How God was loved by this saint, who beheld in everything the Most High had created kindred whom he loved and held intercourse with as with brother and sister! Whatever the divine Father's love had formed--the sun, the moon and stars, the wood, water and fire, the earth and her fair children, the various flowers and plants--he made proclaim, each for itself and all in common, like a mighty chorus, the praise of God. Even death joins in the hymn, and all these sons and daughters of the same exalted Father call to the minds of men the omnipotent, beneficent rule of the Lord. They help mortals to appreciate God's majesty, fill their hearts with gratitude, and summon them to praise His sublimity and greatness. In death, whom the poet also calls his sister, he sees no cruel murderer, because she, too, comes from the Most High. "And what sister," asks the saint, "could more surely rescue the brother from sorrow and suffering?" Whoever, as a child of God, feels like the loving Saint of Assisi, will gratefully suffer death to lead him to union with the Father.
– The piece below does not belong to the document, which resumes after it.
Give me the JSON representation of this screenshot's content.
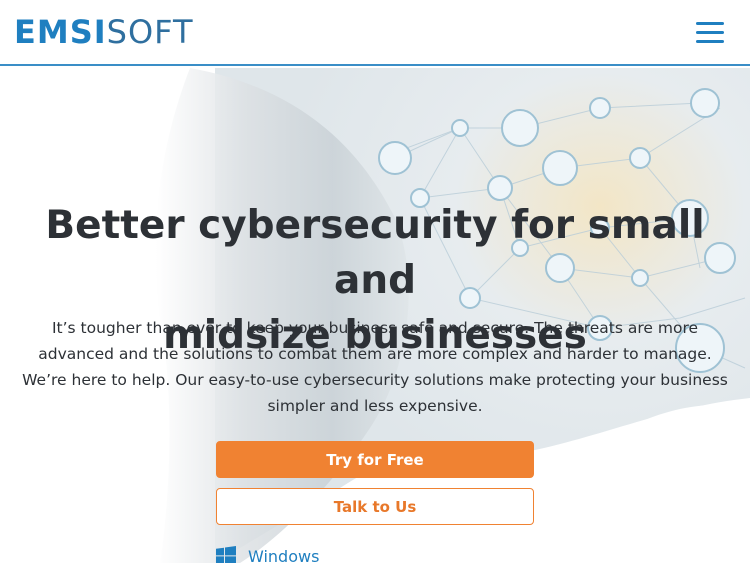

Benedictus had followed the magnificent poem with rapture. At the lines,
"But blessed are they who die doing Thy will; The second death can strike at them no blow,"
he nodded gently, as if sure that the close of his earthly pilgrimage meant nothing to him except the beginning of a new and happy life; but when Eva ended with the command to serve the Lord with great humility, he lowered his eyes to the floor hesitatingly, as if not sure of himself.
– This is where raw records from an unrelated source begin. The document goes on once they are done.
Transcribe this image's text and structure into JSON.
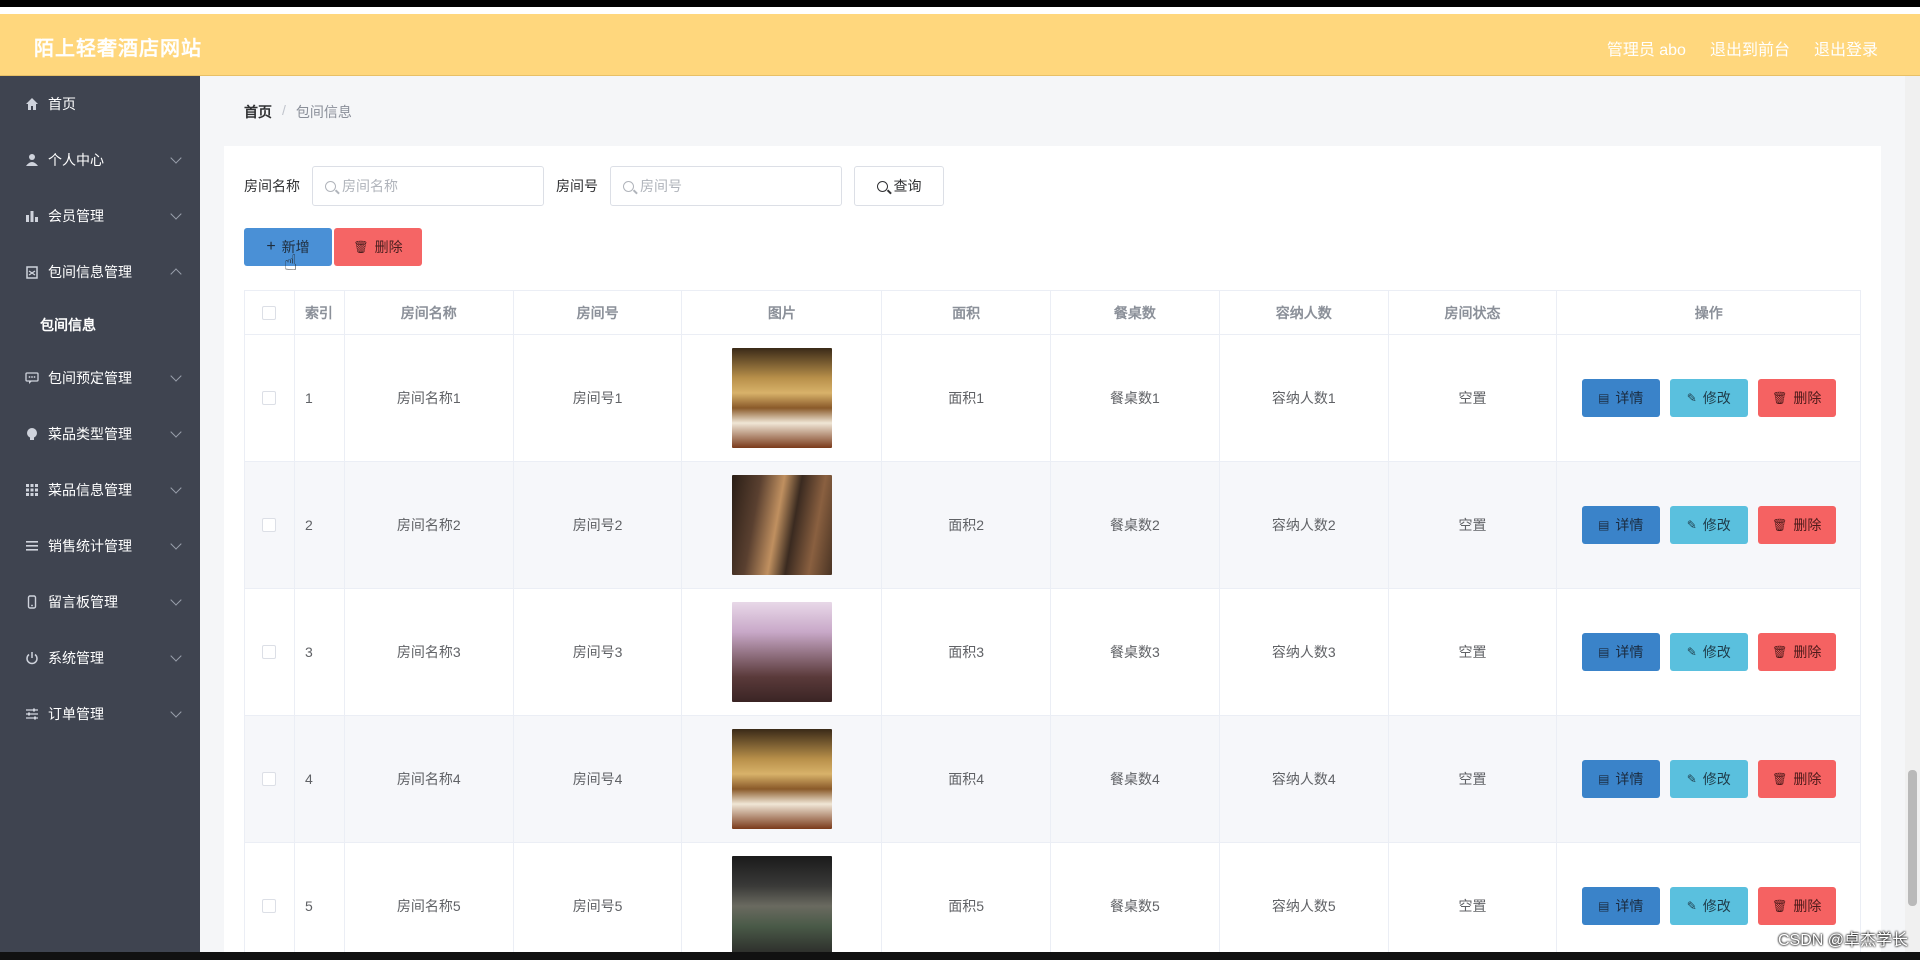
{
  "header": {
    "title": "陌上轻奢酒店网站",
    "nav": [
      "管理员 abo",
      "退出到前台",
      "退出登录"
    ],
    "bg_color": "#ffd77d"
  },
  "sidebar": {
    "items": [
      {
        "label": "首页",
        "icon": "home-icon"
      },
      {
        "label": "个人中心",
        "icon": "user-icon"
      },
      {
        "label": "会员管理",
        "icon": "bar-chart-icon"
      },
      {
        "label": "包间信息管理",
        "icon": "clipboard-icon"
      },
      {
        "label": "包间预定管理",
        "icon": "chat-icon"
      },
      {
        "label": "菜品类型管理",
        "icon": "lightbulb-icon"
      },
      {
        "label": "菜品信息管理",
        "icon": "grid-icon"
      },
      {
        "label": "销售统计管理",
        "icon": "list-icon"
      },
      {
        "label": "留言板管理",
        "icon": "phone-icon"
      },
      {
        "label": "系统管理",
        "icon": "power-icon"
      },
      {
        "label": "订单管理",
        "icon": "sliders-icon"
      }
    ],
    "submenu": {
      "label": "包间信息"
    }
  },
  "breadcrumb": {
    "home": "首页",
    "separator": "/",
    "current": "包间信息"
  },
  "filters": {
    "name_label": "房间名称",
    "name_placeholder": "房间名称",
    "no_label": "房间号",
    "no_placeholder": "房间号",
    "query_label": "查询"
  },
  "actions": {
    "add_label": "新增",
    "delete_label": "删除"
  },
  "table": {
    "headers": [
      "索引",
      "房间名称",
      "房间号",
      "图片",
      "面积",
      "餐桌数",
      "容纳人数",
      "房间状态",
      "操作"
    ],
    "rows": [
      {
        "index": "1",
        "name": "房间名称1",
        "no": "房间号1",
        "area": "面积1",
        "tables": "餐桌数1",
        "capacity": "容纳人数1",
        "status": "空置"
      },
      {
        "index": "2",
        "name": "房间名称2",
        "no": "房间号2",
        "area": "面积2",
        "tables": "餐桌数2",
        "capacity": "容纳人数2",
        "status": "空置"
      },
      {
        "index": "3",
        "name": "房间名称3",
        "no": "房间号3",
        "area": "面积3",
        "tables": "餐桌数3",
        "capacity": "容纳人数3",
        "status": "空置"
      },
      {
        "index": "4",
        "name": "房间名称4",
        "no": "房间号4",
        "area": "面积4",
        "tables": "餐桌数4",
        "capacity": "容纳人数4",
        "status": "空置"
      },
      {
        "index": "5",
        "name": "房间名称5",
        "no": "房间号5",
        "area": "面积5",
        "tables": "餐桌数5",
        "capacity": "容纳人数5",
        "status": "空置"
      }
    ],
    "op_labels": {
      "detail": "详情",
      "edit": "修改",
      "delete": "删除"
    }
  },
  "watermark": "CSDN @卓杰学长"
}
But he soon raised them again and fixed them on the young girl. They seemed to ask the question whether this noble hymn did not draw his nurse also to him who had sung it; whether, in spite of it, she still persisted, with sorrowful blindness, in her refusal to join the Sisters of St. Clare, whom the saintly singer also numbered amongst his followers. Yet he felt too feeble to appeal to her conscience now, as he had often done, and bear the replies with which this highly gifted, peculiar creature, in every conversation his increasing weakness permitted him to share with her, had pressed him hard and sometimes even silenced him.
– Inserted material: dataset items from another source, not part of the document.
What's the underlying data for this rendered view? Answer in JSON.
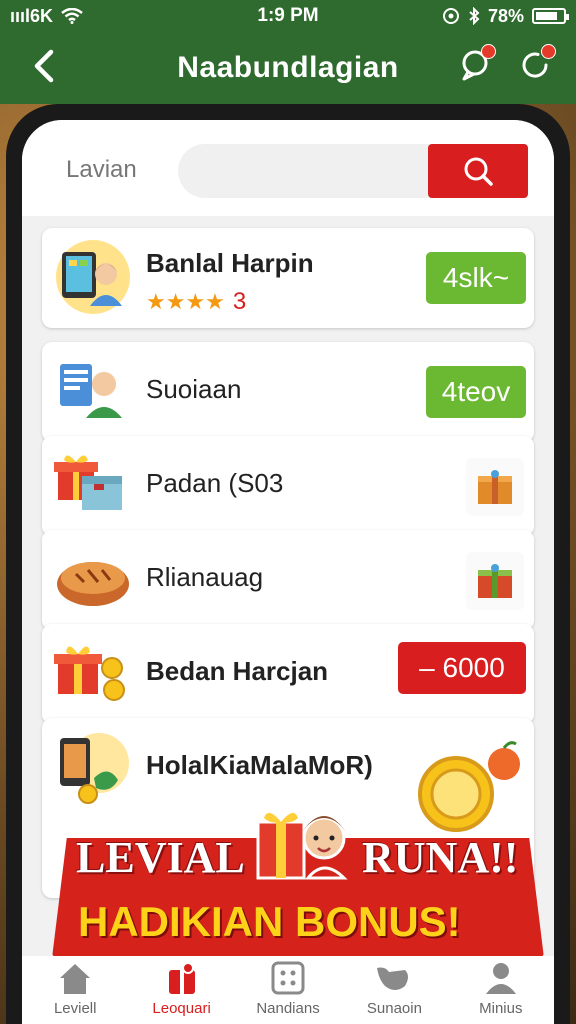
{
  "status": {
    "carrier": "ıııl6K",
    "time": "1:9 PM",
    "battery": "78%"
  },
  "header": {
    "title": "Naabundlagian"
  },
  "search": {
    "label": "Lavian"
  },
  "items": [
    {
      "name": "Banlal Harpin",
      "stars": "★★★★",
      "rating": "3",
      "action": "4slk~"
    },
    {
      "name": "Suoiaan",
      "action": "4teov"
    },
    {
      "name": "Padan (S03"
    },
    {
      "name": "Rlianauag"
    },
    {
      "name": "Bedan Harcjan",
      "action": "– 6000"
    },
    {
      "name": "HolalKiaMalaMoR)"
    }
  ],
  "banner": {
    "line1a": "LEVIAL",
    "line1b": "RUNA!!",
    "line2": "HADIKIAN BONUS!"
  },
  "nav": [
    {
      "label": "Leviell",
      "icon": "home-icon"
    },
    {
      "label": "Leoquari",
      "icon": "gift-icon"
    },
    {
      "label": "Nandians",
      "icon": "grid-icon"
    },
    {
      "label": "Sunaoin",
      "icon": "cart-icon"
    },
    {
      "label": "Minius",
      "icon": "user-icon"
    }
  ],
  "colors": {
    "header": "#2f6a2e",
    "accent_red": "#d81e1e",
    "accent_green": "#6bb832",
    "star": "#f39a12"
  }
}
True, they fought with unequal weapons. Pain and illness paralysed his keen intellect, and difficulty of breathing often checked the eloquent tongue, both of which had served him so readily in his intercourse with Heinz Schorlin. She contended with the most precious goal of youth before her eyes, fresh and healthy in mind and body, conscious, in the midst of the struggle, against doubt and suffering, for what she held dearest of her own vigorous energy, panoplied by the talisman of the last mandate from the lips of her dying mother.
Benedictus, during a long life devoted to the highest aims, had battled enough. He already saw Sister Death upon the threshold, and he wished to depart in peace and reap the reward for so much conflict, pain, and sacrifice. The Lord Himself had broken his weapons. The Minorite Egidius, his friend and companion in years, must carry on with Eva, Father Ignatius, the most eloquent member of the order in Nuremberg, with Heinz Schorlin, the work which he, Benedictus, had begun. Though he himself must retire from the battlefield, he was sure that his post would not remain empty.
The chant had placed him in the right mood to take leave of the Brothers, whose arrival Sister Hildegard had just announced.
Since yesterday he had seen the Saviour constantly before his mental vision. Sometimes he imagined that he beheld Him beckoning to him; sometimes that He extended His arms to him; sometimes he even fancied that he heard His voice, or that of St. Francis, and both invited him to approach.
To-day-the leech had admitted it, and he himself felt it by his fevered brow, the failing pulsations of the heart, and the chill in the cold feet, perhaps already dead--he might expect to leave the dust of the world and behold those for whom he longed face to face in a purer light.
He wished to await the end surrounded only by the Brothers, who were fighting the same battle, reminded by nothing of the world, as if in the outer court of heaven.
Eva, the beautiful yet perverse woman, was one of the last persons whom he would have desired to have near him when he took the step into the other world.
Speech was difficult. A brief admonition to renounce her earthly love in order to share the divine one whose rich joys he hoped to taste that very day was the farewell greeting he vouchsafed Eva. When she tried to kiss his hand he withdrew it as quickly as his weakness permitted.
Then she retired, and Father AEgidius led the Brothers of the order in Nuremberg into the room. Meanwhile it had grown dark, and the Beguine Paulina brought in a two-branched candelabrum with burning candles. Eva took it from her hand and placed it so that the light should not dazzle her patient; but he saw her and, by pointing with a frowning brow to the door, commanded her to leave the room.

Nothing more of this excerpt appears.